It would be three more years until the piece premiered, at the Berlin State Opera in 1925, where its modern atonal score drew a mixed reaction. However, in the years since, thanks to the emotional intensity of Berg’s music, Wozzeck has become widely revered as one of the most important 20th century modernist operas.
One of his works hides a secret love affair
In 1925 Berg visited Prague for a performance of his Three Wozzeck Fragments. During his time in the Czechoslovak Republic he stayed with the Industrialist Herbert Fuchs-Robettin and his wife, Hanna, at their villa in Bubeneč, and though happily married to his wife Helene for 14 years, Berg’s stay was marked by an intense five day affair with Hanna.
The following year Berg completed his Lyric Suite, a dramatic six movement work, the score of which is littered with references to his Czech indiscretion. Chief among them, a recurring four-note cell, which represents his initials – ‘AB,’ the German notation for A and B-flat – and hers – ‘HF,’ the German notation for the notes B and F. The work also evolves from a 12-note series, which begins with an F (for Fuchs) and ends with a B natural, known as H (for Hanna) in German musical nomenclature.
He was silenced by the Nazis
Though Wozzeck had become recognised as a seismic work, Berg’s opportunity to fully build on its success was greatly curtailed by the rise of Nazism in Central Europe, a movement which was not only antisemetic, but also in opposition to modernity. Berg, owing to his approach to music, and his having studied with the Jewish Schoenberg, found opportunities for his compositions to be performed in Germany increasingly rare, until his work was placed on the Nazi government’s list of ‘degenerate music’ – effectively banning its performance.

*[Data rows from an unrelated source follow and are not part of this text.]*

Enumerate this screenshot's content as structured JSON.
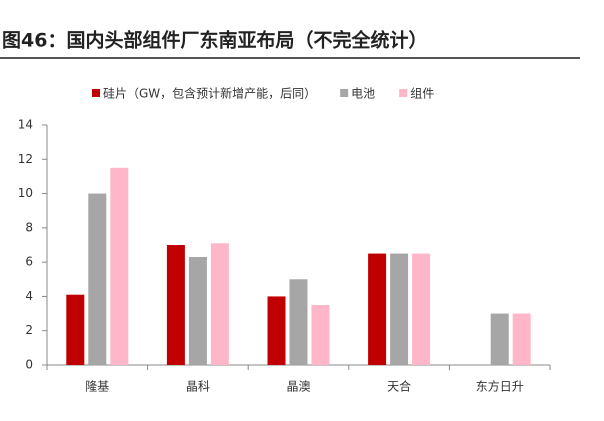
{
  "chart_data": {
    "type": "bar",
    "title": "图46：国内头部组件厂东南亚布局（不完全统计）",
    "categories": [
      "隆基",
      "晶科",
      "晶澳",
      "天合",
      "东方日升"
    ],
    "series": [
      {
        "name": "硅片（GW，包含预计新增产能，后同）",
        "color": "#c00000",
        "values": [
          4.1,
          7,
          4,
          6.5,
          null
        ]
      },
      {
        "name": "电池",
        "color": "#a6a6a6",
        "values": [
          10,
          6.3,
          5,
          6.5,
          3
        ]
      },
      {
        "name": "组件",
        "color": "#ffb6c8",
        "values": [
          11.5,
          7.1,
          3.5,
          6.5,
          3
        ]
      }
    ],
    "ylim": [
      0,
      14
    ],
    "yticks": [
      0,
      2,
      4,
      6,
      8,
      10,
      12,
      14
    ],
    "grid": false,
    "legend": "top"
  }
}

His final work premiered 44 years after his death
On Christmas Eve 1935 Berg died as a result of health complications brought on by an insect bite suffered the previous month. He was 50 years old. Since 1929 he had been working on his much anticipated second opera Lulu, based on the plays of Frank Wedekind. He had finished a short score of the opera, but his passing came before he was able to revise the third and final act.
The completed first two acts received a premiere in Zurich in 1937, and Berg’s wife Helene duly approached Schoenberg to complete Lulu’s orchestration. However, after he refused, Helene forbade any other attempts to complete, or perform, Lulu, during her lifetime. That proved a long wait, as Helene would go on to survive her husband by 39 years, and only after she passed away in 1976, was the opportunity to finish Berg’s second opera opened. Fellow Viennese composer Friedrich Cerha was given the task, and in 1979, half a century after work on it had begun, Lulu was finally performed in full for the first time, under the baton of Pierre Boulez in Paris.
His impact extends beyond this planet
Actually, impact may be the wrong word to use here, given Berg’s legacy as a composer is such that he has an asteroid named after him; 4528 Berg was christened in 1983, fittingly following on from the previously named minor planet, 4527 Schoenberg.
Back on terra firma Berg’s legacy has been continued not only by his music, but by the Alban Berg Quartet, a string quartet that was active from 1971 to 2008; the Alban Berg Foundation, founded by his widow Helene in 1969; and the Alban Berg Monument, a sculptural tribute beside the Vienna State Opera, which was unveiled in 2016.